GOT IT MADE CHEAP SOMEWHERE WITH HER PICTURE CARVED ON THE FRONT OF IT
"She wanted jewelry—collectively—individually, too, for that matter—and it took such a lot to go around. You saw all those things in the next room. They were for her; they were for that matrimonial collection; I could never satisfy the female craving for such things. Why, I bought one round of necklaces that cost as much as a ram-headed sphinx. Still she was not satisfied. Then she was sorry afterward—collectively—and bought me a sphinx as a present—got it made cheap somewhere with her picture carved on the front of it. You may have noticed it—third on the right as you come out. I used it—I had to—but it was a joke. When wives buy things for their husbands it is quite often so.

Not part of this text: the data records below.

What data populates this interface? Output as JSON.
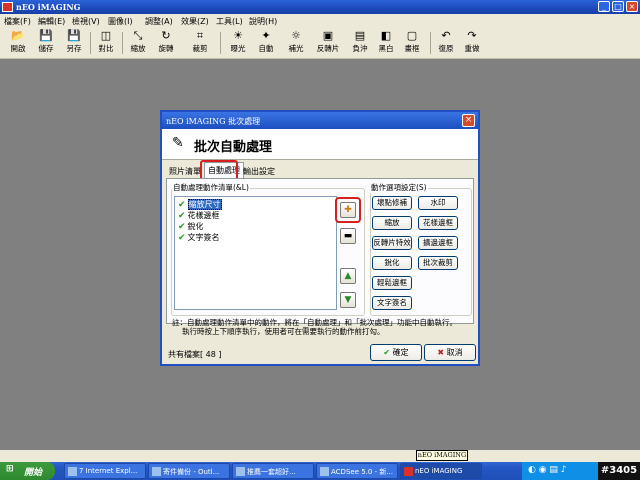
{
  "app": {
    "title": "nEO iMAGING"
  },
  "menu": [
    "檔案(F)",
    "編輯(E)",
    "檢視(V)",
    "圖像(I)",
    "調整(A)",
    "效果(Z)",
    "工具(L)",
    "說明(H)"
  ],
  "toolbar": [
    {
      "label": "開啟",
      "icon": "open-folder-icon",
      "glyph": "📂"
    },
    {
      "label": "儲存",
      "icon": "save-icon",
      "glyph": "💾"
    },
    {
      "label": "另存",
      "icon": "save-as-icon",
      "glyph": "💾"
    },
    {
      "label": "對比",
      "icon": "compare-icon",
      "glyph": "◫"
    },
    {
      "label": "縮放",
      "icon": "resize-icon",
      "glyph": "⤡"
    },
    {
      "label": "旋轉",
      "icon": "rotate-icon",
      "glyph": "↻"
    },
    {
      "label": "裁剪",
      "icon": "crop-icon",
      "glyph": "⌗"
    },
    {
      "label": "曝光",
      "icon": "exposure-icon",
      "glyph": "☀"
    },
    {
      "label": "自動",
      "icon": "auto-icon",
      "glyph": "✦"
    },
    {
      "label": "補光",
      "icon": "fill-light-icon",
      "glyph": "☼"
    },
    {
      "label": "反轉片",
      "icon": "reversal-film-icon",
      "glyph": "▣"
    },
    {
      "label": "負沖",
      "icon": "cross-process-icon",
      "glyph": "▤"
    },
    {
      "label": "黑白",
      "icon": "black-white-icon",
      "glyph": "◧"
    },
    {
      "label": "畫框",
      "icon": "frame-icon",
      "glyph": "▢"
    },
    {
      "label": "復原",
      "icon": "undo-icon",
      "glyph": "↶"
    },
    {
      "label": "重做",
      "icon": "redo-icon",
      "glyph": "↷"
    }
  ],
  "dialog": {
    "title": "nEO iMAGING 批次處理",
    "heading": "批次自動處理",
    "tabs": [
      "照片清單",
      "自動處理",
      "輸出設定"
    ],
    "list_label": "自動處理動作清單(&L)",
    "list_items": [
      {
        "label": "縮放尺寸",
        "checked": true,
        "selected": true
      },
      {
        "label": "花樣邊框",
        "checked": true
      },
      {
        "label": "銳化",
        "checked": true
      },
      {
        "label": "文字簽名",
        "checked": true
      }
    ],
    "actions_label": "動作選項設定(S)",
    "actions": [
      "壞點修補",
      "水印",
      "縮放",
      "花樣邊框",
      "反轉片特效",
      "擴邊邊框",
      "銳化",
      "批次裁剪",
      "輕鬆邊框",
      "文字簽名"
    ],
    "note_line1": "註：自動處理動作清單中的動作，將在「自動處理」和「批次處理」功能中自動執行。",
    "note_line2": "執行時按上下順序執行，使用者可在需要執行的動作前打勾。",
    "count": "共有檔案[ 48 ]",
    "ok": "確定",
    "cancel": "取消"
  },
  "taskbar": {
    "start": "開始",
    "tasks": [
      "7 Internet Expl...",
      "寄件備份 - Outl...",
      "推薦一套超好...",
      "ACDSee 5.0 - 新...",
      "nEO iMAGING"
    ],
    "tooltip": "nEO iMAGING"
  },
  "watermark": "#3405"
}
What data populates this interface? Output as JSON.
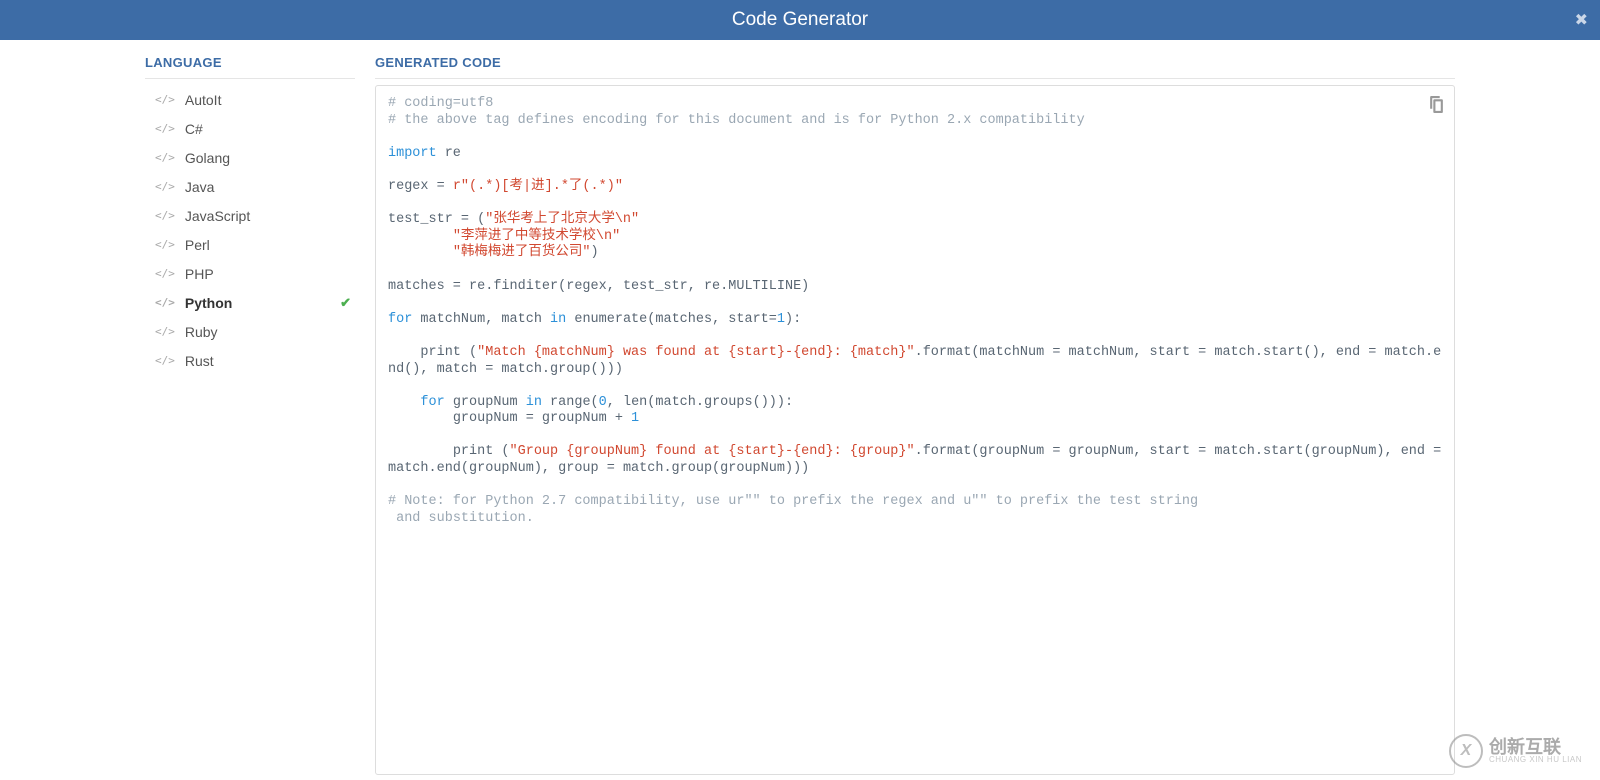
{
  "header": {
    "title": "Code Generator"
  },
  "sidebar": {
    "title": "LANGUAGE",
    "items": [
      {
        "label": "AutoIt",
        "active": false
      },
      {
        "label": "C#",
        "active": false
      },
      {
        "label": "Golang",
        "active": false
      },
      {
        "label": "Java",
        "active": false
      },
      {
        "label": "JavaScript",
        "active": false
      },
      {
        "label": "Perl",
        "active": false
      },
      {
        "label": "PHP",
        "active": false
      },
      {
        "label": "Python",
        "active": true
      },
      {
        "label": "Ruby",
        "active": false
      },
      {
        "label": "Rust",
        "active": false
      }
    ]
  },
  "code": {
    "title": "GENERATED CODE",
    "c1": "# coding=utf8",
    "c2": "# the above tag defines encoding for this document and is for Python 2.x compatibility",
    "kw_import": "import",
    "mod_re": " re",
    "var_regex": "regex = ",
    "regex_str": "r\"(.*)[考|进].*了(.*)\"",
    "test_str_open": "test_str = (",
    "ts1": "\"张华考上了北京大学\\n\"",
    "ts2": "\"李萍进了中等技术学校\\n\"",
    "ts3": "\"韩梅梅进了百货公司\"",
    "test_str_close": ")",
    "matches_line": "matches = re.finditer(regex, test_str, re.MULTILINE)",
    "kw_for": "for",
    "for1_rest": " matchNum, match ",
    "kw_in": "in",
    "for1_enum": " enumerate(matches, start=",
    "num1": "1",
    "for1_close": "):",
    "print1_pre": "    print (",
    "print1_str": "\"Match {matchNum} was found at {start}-{end}: {match}\"",
    "print1_post": ".format(matchNum = matchNum, start = match.start(), end = match.end(), match = match.group()))",
    "for2_pre": "    ",
    "for2_rest": " groupNum ",
    "for2_range": " range(",
    "num0": "0",
    "for2_range2": ", len(match.groups())):",
    "groupnum_line": "        groupNum = groupNum + ",
    "print2_pre": "        print (",
    "print2_str": "\"Group {groupNum} found at {start}-{end}: {group}\"",
    "print2_post": ".format(groupNum = groupNum, start = match.start(groupNum), end = match.end(groupNum), group = match.group(groupNum)))",
    "note_a": "# Note: for Python 2.7 compatibility, use ur\"\" to prefix the regex and u\"\" to prefix the test string",
    "note_b": " and substitution."
  },
  "watermark": {
    "big": "创新互联",
    "small": "CHUANG XIN HU LIAN",
    "logo": "X"
  }
}
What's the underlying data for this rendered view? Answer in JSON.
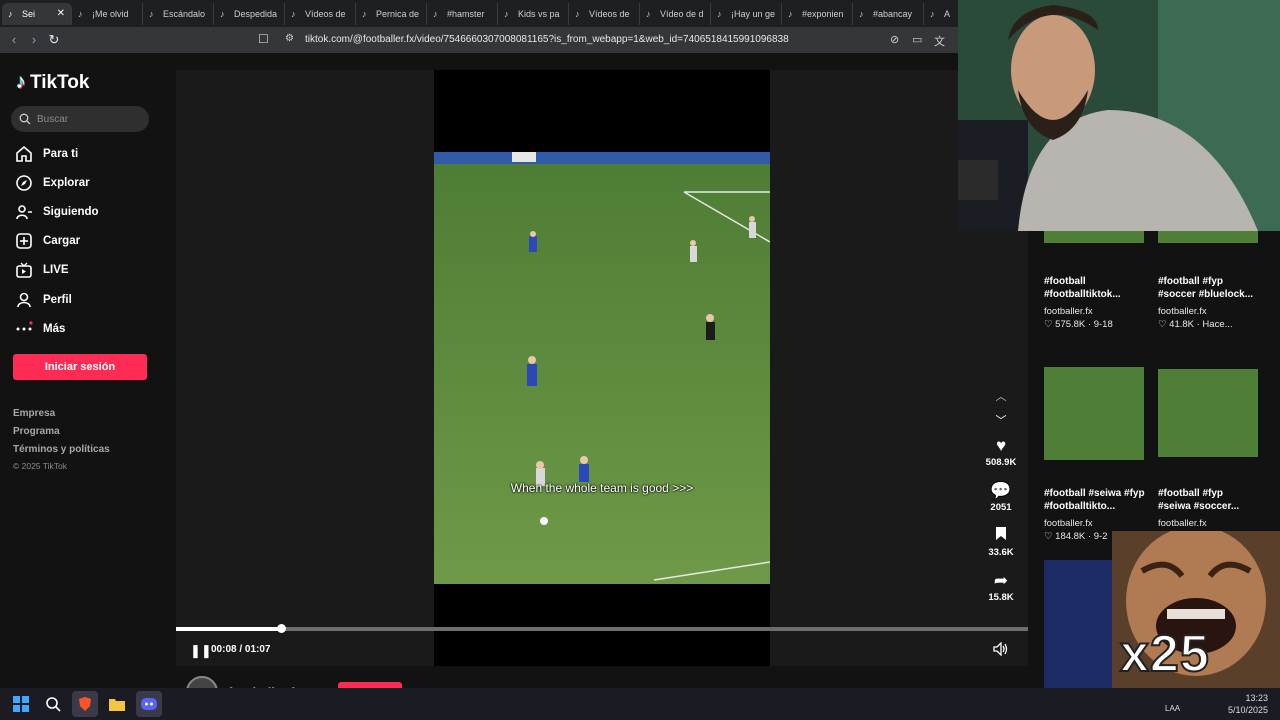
{
  "browser": {
    "tabs": [
      {
        "label": "Sei",
        "active": true
      },
      {
        "label": "¡Me olvid"
      },
      {
        "label": "Escándalo"
      },
      {
        "label": "Despedida"
      },
      {
        "label": "Vídeos de"
      },
      {
        "label": "Pernica de"
      },
      {
        "label": "#hamster"
      },
      {
        "label": "Kids vs pa"
      },
      {
        "label": "Vídeos de"
      },
      {
        "label": "Vídeo de d"
      },
      {
        "label": "¡Hay un ge"
      },
      {
        "label": "#exponien"
      },
      {
        "label": "#abancay"
      },
      {
        "label": "A"
      }
    ],
    "url": "tiktok.com/@footballer.fx/video/7546660307008081165?is_from_webapp=1&web_id=7406518415991096838"
  },
  "sidebar": {
    "logo": "TikTok",
    "search_placeholder": "Buscar",
    "nav": [
      {
        "label": "Para ti",
        "icon": "home-icon"
      },
      {
        "label": "Explorar",
        "icon": "compass-icon"
      },
      {
        "label": "Siguiendo",
        "icon": "following-icon"
      },
      {
        "label": "Cargar",
        "icon": "upload-icon"
      },
      {
        "label": "LIVE",
        "icon": "live-icon"
      },
      {
        "label": "Perfil",
        "icon": "profile-icon"
      },
      {
        "label": "Más",
        "icon": "more-icon"
      }
    ],
    "login": "Iniciar sesión",
    "footer": [
      "Empresa",
      "Programa",
      "Términos y políticas"
    ],
    "copyright": "© 2025 TikTok"
  },
  "video": {
    "caption": "When the whole team is good >>>",
    "time": "00:08 / 01:07",
    "progress": 0.123,
    "author": "footballer.fx"
  },
  "actions": {
    "likes": "508.9K",
    "comments": "2051",
    "saves": "33.6K",
    "shares": "15.8K"
  },
  "related": [
    {
      "title": "#football #footballtiktok...",
      "user": "footballer.fx",
      "meta": "575.8K · 9-18"
    },
    {
      "title": "#football #fyp #soccer #bluelock...",
      "user": "footballer.fx",
      "meta": "41.8K · Hace..."
    },
    {
      "title": "#football #seiwa #fyp #footballtikto...",
      "user": "footballer.fx",
      "meta": "184.8K · 9-2"
    },
    {
      "title": "#football #fyp #seiwa #soccer...",
      "user": "footballer.fx",
      "meta": ""
    }
  ],
  "overlay": {
    "emote_text": "x25"
  },
  "taskbar": {
    "time": "13:23",
    "date": "5/10/2025",
    "lang": "LAA"
  }
}
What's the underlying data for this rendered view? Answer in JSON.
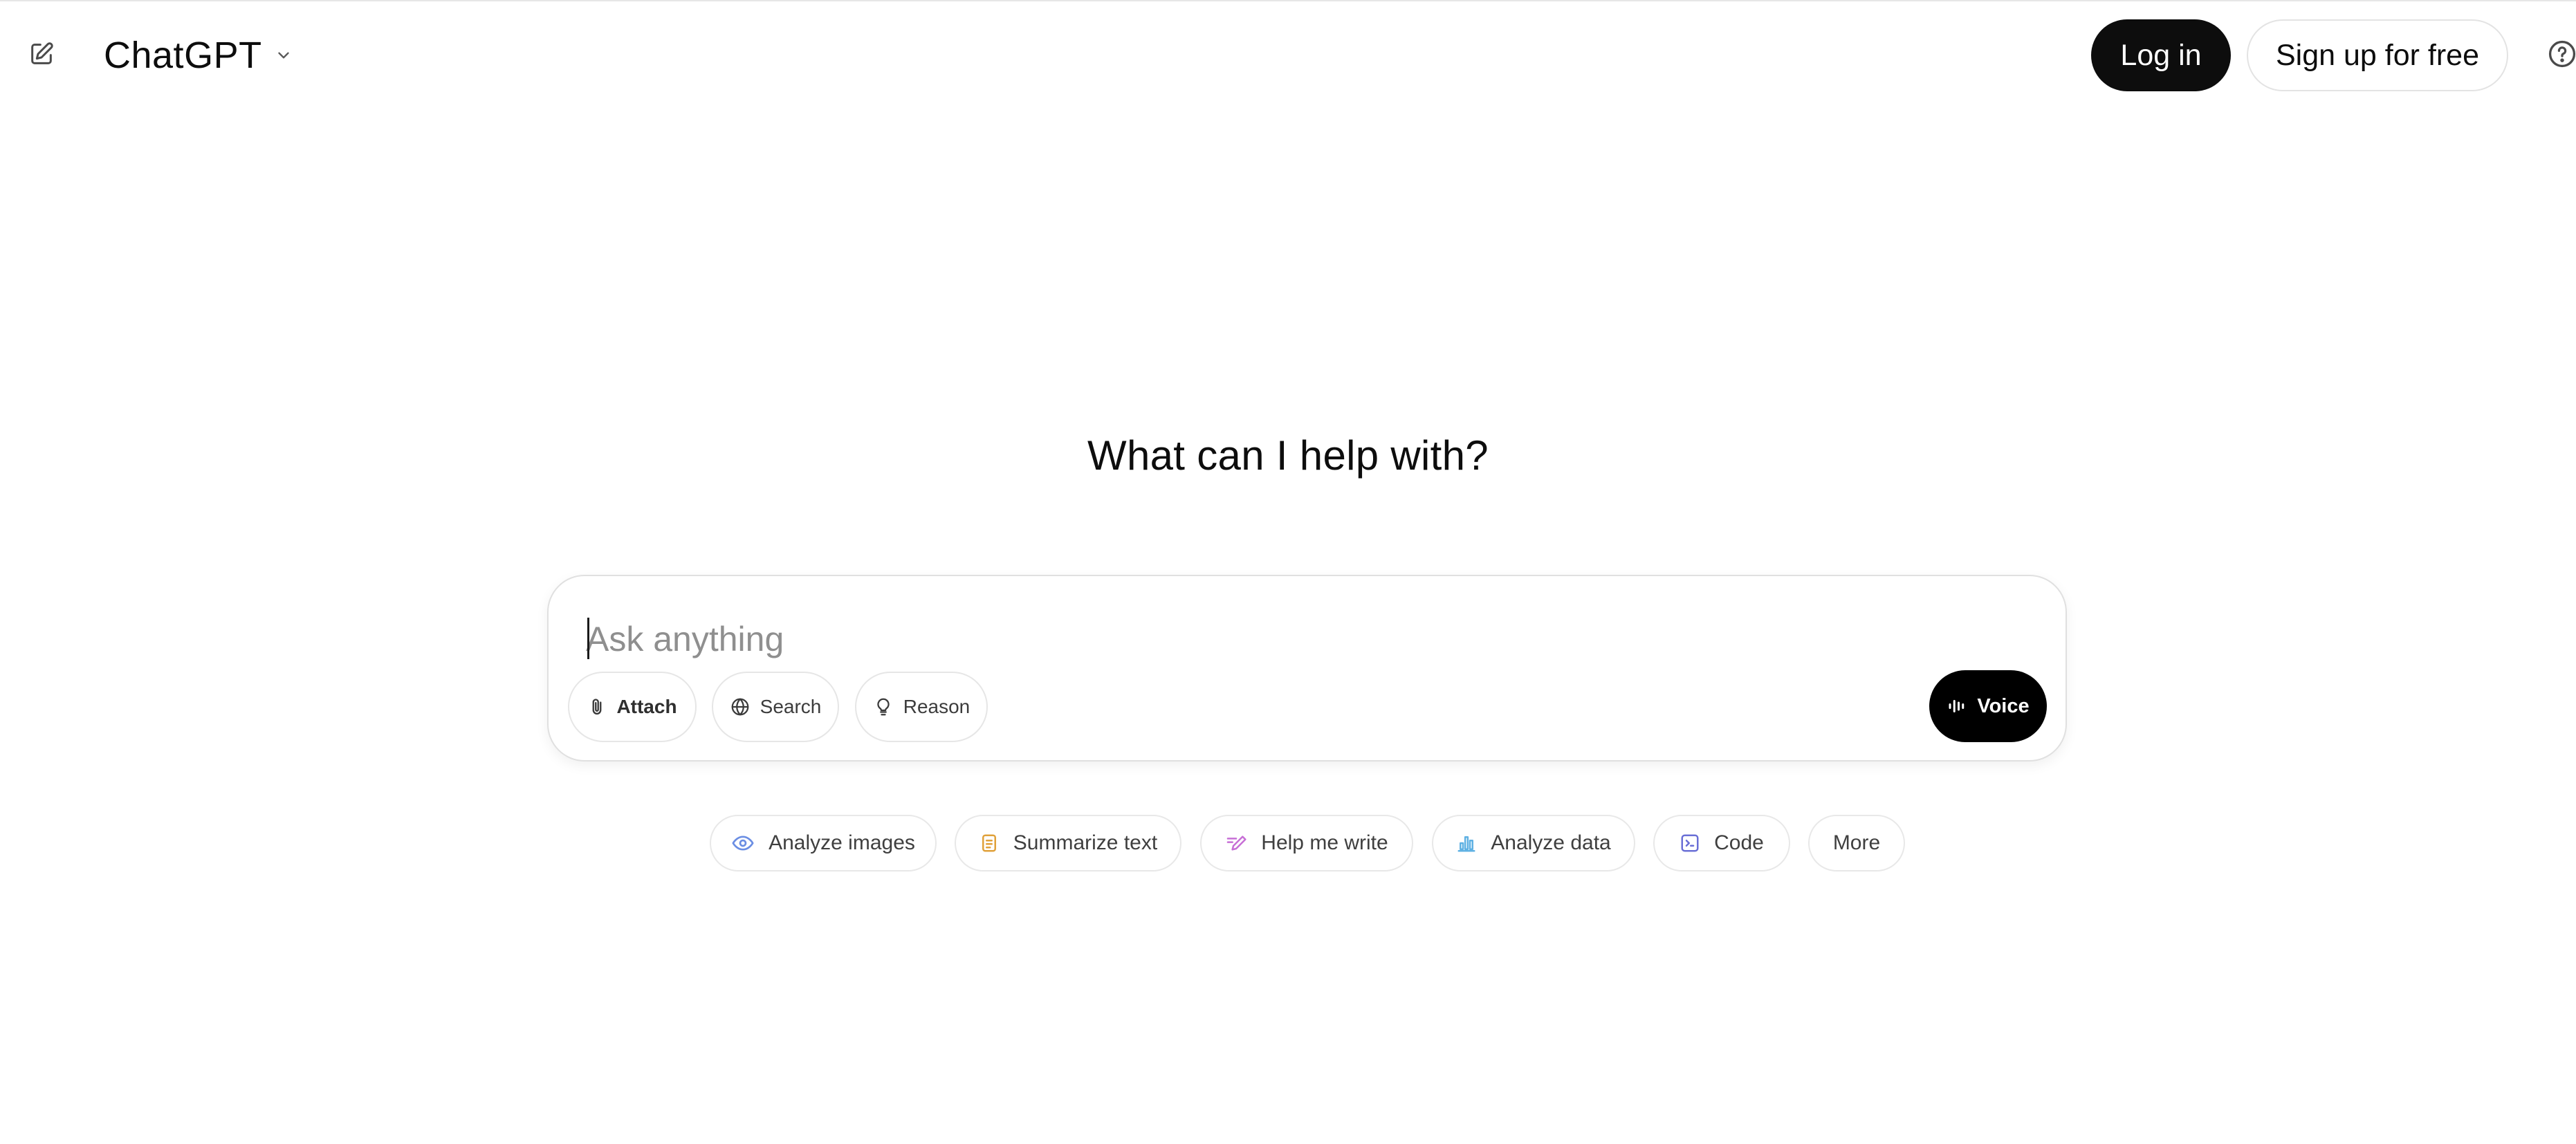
{
  "header": {
    "new_chat_icon": "pencil-square-icon",
    "model_name": "ChatGPT",
    "model_dropdown_icon": "chevron-down-icon",
    "login_label": "Log in",
    "signup_label": "Sign up for free",
    "help_icon": "question-circle-icon"
  },
  "main": {
    "heading": "What can I help with?",
    "composer": {
      "placeholder": "Ask anything",
      "value": "",
      "tools": [
        {
          "label": "Attach",
          "icon": "paperclip-icon"
        },
        {
          "label": "Search",
          "icon": "globe-icon"
        },
        {
          "label": "Reason",
          "icon": "lightbulb-icon"
        }
      ],
      "voice_label": "Voice",
      "voice_icon": "waveform-icon"
    },
    "suggestions": [
      {
        "label": "Analyze images",
        "icon": "eye-icon",
        "color": "#6b8ee3"
      },
      {
        "label": "Summarize text",
        "icon": "document-icon",
        "color": "#e0a13a"
      },
      {
        "label": "Help me write",
        "icon": "pen-icon",
        "color": "#c76fd6"
      },
      {
        "label": "Analyze data",
        "icon": "bar-chart-icon",
        "color": "#5fb1e3"
      },
      {
        "label": "Code",
        "icon": "code-icon",
        "color": "#6a6fd6"
      },
      {
        "label": "More",
        "icon": ""
      }
    ]
  },
  "colors": {
    "primary_button": "#0d0d0d",
    "border": "#e3e3e3",
    "placeholder": "#8f8f8f"
  }
}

"Oh yes, I was a great king, of course, and the greatest warrior the world has ever seen; but my path was not all roses. My wife—my household collection—wanted their statues placed by the side of mine. Individually! Think of what a figure I would have cut! It was a silly notion. What had they done to deserve statues? I did it, though—that is collectively—here and there. I embodied her in a single figure at my knee, as became her position. But she wasn't satisfied—collectively and individually she declared she amounted to as much as I did, and pointed at our seventy-two sons.
"No, I was never understood by that lot. I was never a hero in my own house. So I had to order another statue, putting her at my side. You saw it down-stairs. It is very beautiful, of course, and is a good likeness of her, collectively. She always made a good composite picture, but is it fair to me? She was never regarded in that important way, except by herself.
"Yes, it is very pleasant here—very indeed. The last time I was allowed to reincarnate, I was still in the cave at Der al-Bahari, where they stored us when Cambyses came along and raided Thebes. Cambyses burned a number of my temples. It was too bad. The cave was a poor place, but safe. My tomb was much pleasanter, though it was not as grand as I had intended it to be. I meant to have the finest tomb in the valley, but my contractor cheated me.
"The men who furnished the materials paid him large sums and gave me very poor returns. His name was Baksheesh, which is how the word originated, though it means several things now, I believe."
"How interesting!" I interrupted. "We would call that grafting in our country."
"Very likely; I didn't find out that he was grafting, as you say, until quite late, then I put him into a block of concrete and built him into a temple. He made a very good block; he is there yet. After that there was no trouble for a while."
"I saw something of the kind at Algiers—one Geronimo," I began—
"Later, three thousand years later. I originated the idea—it has been often adopted since. Those people along the Coast adopted a good many of my ideas, but they never get the value out of them. It put an end to baksheesh—graft as you call it—in Thebes, and it would be valuable to-day in Cairo, I should think. A wall around Cairo could be built in that way—there is enough material."